On the other hand choosing Javascript or PHP for product that requires lots of near real time computations, high load (that does not come from user base but from the nature of the problem you’re solving). I mean if that’s your stack - deliver. Don’t fall for the shiny object sindrom. Otherwise, once you are shifting - pick the solid option for the specific use case.
Once you have picked up something new, or considering multiple options - make plans. How are you going to solve specific problems and how this specific tool helps you to do that. Let’s say we are going to learn Javascript to build web apps. Great. Now understand how advanced your skills must be to deliver your product. Are there libraries, frameworks, tutorials that will help you doing so? How deep your knowledge must be to success. Choose the path where the amount of effort is smaller.

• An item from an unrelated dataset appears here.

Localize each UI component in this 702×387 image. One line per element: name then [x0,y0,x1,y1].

Finally, AI. With AI everyone can pretend they are developers. While in reality everyone can be coder. What’s the difference? Not everyone who gets hammer and nails becomes carpenter. Writing code is potentially the easiest part. Organising the logic, reducing contradictions in business logic and making a room for extending the initial logic - these are the real basics and challenged. While AI can help solve it - the problems will raise unexpectedly. And without another LLM leap or another super-smart model that you may lack access to you won’t be able to solve it properly.
Yet I expect this is more for developers, rather than vibe-coders. So use LLMs the smart way. It can speed up your knowledge widening or deepening at least 5x times. All you need is to understand the basic of how your own brain works, what do you know, what do you understand and where the blank points are. With this mind map you can ask LLMs to provide you tailored information to match those gaps. Literally, provide a piece of code, say what you understand and ask to either validate or provide details why this works the way it works. Or what that syntax means. Simple. Fast. Scalable.